Charting New Directions for Muslim Universities (Penerbit USM)

Charting New Directions for Muslim Universities (Penerbit USM)
Author: Hafiz Zakariya
Publisher: Penerbit USM
Total Pages: 170
Release: 2009
Genre: Education, Higher
ISBN: 9838616524

With the advent of the new imperialism in the late 19th century, one after another Muslim country was officially either colonised or came under the influence of the major Western powers. This had a far-reaching impact on the Muslim world. It altered the political geography and replaced or transformed the indigenous politics, social, education and economic systems of the colonised countries. Unfortunately, even after the Muslim countries achieved independence, they continued to be influenced by the Western systems legally, socially and educationally. In the sphere of education, liberation from imperialism often did not entail the creation of higher education based on indigenous tradition and values.To make matters worse, most of the secular leaders in the Muslim countries continued to borrow the Western models of higher education uncritically. This book brings together a collection of chapters on higher education in Muslim countries.

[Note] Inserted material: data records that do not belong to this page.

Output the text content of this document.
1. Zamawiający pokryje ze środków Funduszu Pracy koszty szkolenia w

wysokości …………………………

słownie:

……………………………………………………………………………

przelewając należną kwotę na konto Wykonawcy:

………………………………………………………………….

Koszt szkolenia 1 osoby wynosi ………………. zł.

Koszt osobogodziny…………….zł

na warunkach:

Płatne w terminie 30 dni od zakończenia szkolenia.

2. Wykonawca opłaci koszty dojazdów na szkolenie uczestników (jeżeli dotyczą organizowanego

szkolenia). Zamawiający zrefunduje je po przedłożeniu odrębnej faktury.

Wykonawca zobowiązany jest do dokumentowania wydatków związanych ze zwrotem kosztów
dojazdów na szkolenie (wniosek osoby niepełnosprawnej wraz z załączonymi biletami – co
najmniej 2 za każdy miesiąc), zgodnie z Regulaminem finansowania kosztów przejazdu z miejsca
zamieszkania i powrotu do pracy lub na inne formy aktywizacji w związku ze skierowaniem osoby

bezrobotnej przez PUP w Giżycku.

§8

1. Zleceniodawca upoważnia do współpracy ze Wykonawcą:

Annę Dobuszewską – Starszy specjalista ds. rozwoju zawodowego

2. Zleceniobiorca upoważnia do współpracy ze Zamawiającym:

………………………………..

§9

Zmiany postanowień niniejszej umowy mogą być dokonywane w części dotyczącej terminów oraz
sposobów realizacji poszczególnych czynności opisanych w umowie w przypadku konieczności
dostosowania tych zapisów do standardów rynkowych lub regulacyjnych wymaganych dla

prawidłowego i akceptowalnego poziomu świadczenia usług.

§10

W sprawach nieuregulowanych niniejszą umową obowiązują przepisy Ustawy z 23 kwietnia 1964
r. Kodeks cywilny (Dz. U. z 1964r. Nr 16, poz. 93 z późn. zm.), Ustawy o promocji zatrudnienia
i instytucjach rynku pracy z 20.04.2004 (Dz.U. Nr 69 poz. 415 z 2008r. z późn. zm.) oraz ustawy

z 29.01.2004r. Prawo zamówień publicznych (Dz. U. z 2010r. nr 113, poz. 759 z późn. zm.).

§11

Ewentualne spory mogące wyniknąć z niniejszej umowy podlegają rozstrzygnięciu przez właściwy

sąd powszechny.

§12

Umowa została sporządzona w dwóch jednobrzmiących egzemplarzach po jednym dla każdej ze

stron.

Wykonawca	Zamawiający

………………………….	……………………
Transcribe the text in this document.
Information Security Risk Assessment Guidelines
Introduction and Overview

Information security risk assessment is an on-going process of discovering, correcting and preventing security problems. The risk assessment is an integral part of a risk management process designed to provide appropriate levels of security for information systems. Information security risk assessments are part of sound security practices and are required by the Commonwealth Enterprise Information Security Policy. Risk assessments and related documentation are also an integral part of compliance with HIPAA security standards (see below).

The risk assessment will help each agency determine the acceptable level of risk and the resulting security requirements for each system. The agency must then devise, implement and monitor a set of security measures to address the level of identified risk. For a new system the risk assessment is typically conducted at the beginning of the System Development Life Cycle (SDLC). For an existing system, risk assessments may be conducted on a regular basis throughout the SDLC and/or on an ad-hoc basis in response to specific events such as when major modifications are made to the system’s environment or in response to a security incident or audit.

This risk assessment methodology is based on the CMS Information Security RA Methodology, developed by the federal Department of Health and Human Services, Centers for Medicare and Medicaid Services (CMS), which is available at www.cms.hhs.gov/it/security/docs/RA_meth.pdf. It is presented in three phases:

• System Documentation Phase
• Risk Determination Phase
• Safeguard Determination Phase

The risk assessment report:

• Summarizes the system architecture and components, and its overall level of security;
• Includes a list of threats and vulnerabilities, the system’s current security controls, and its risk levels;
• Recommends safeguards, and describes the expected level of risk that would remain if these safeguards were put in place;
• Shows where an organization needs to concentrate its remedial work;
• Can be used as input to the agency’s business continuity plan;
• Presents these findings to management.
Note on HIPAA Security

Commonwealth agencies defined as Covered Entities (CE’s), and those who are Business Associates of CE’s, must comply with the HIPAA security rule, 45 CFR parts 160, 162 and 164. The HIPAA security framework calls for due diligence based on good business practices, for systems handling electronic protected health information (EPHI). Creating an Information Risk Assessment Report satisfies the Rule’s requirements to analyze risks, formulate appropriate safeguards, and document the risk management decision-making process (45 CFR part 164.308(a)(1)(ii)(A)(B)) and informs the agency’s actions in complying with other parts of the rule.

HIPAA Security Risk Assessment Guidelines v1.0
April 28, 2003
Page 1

Topics range from the philosophical and structural dimensions of higher education, reform of higher education, present achievements and gaps in the level of education and scientific research in Muslim countries, as well as ranking institutions ofhigher education. All seven chapters present useful insights on various issues of higher education in Muslim countries. Discussions from the chapters examine the current trends adopted by most Muslim countries and challenge readers to critically consider the coexistence of material and spiritual values in higher education, particularly from the Islamic perspectives. Equipped with such information, policy makers, researchers, university leaders and students can be better prepared to comprehend the major trends in higher education in Muslim countries.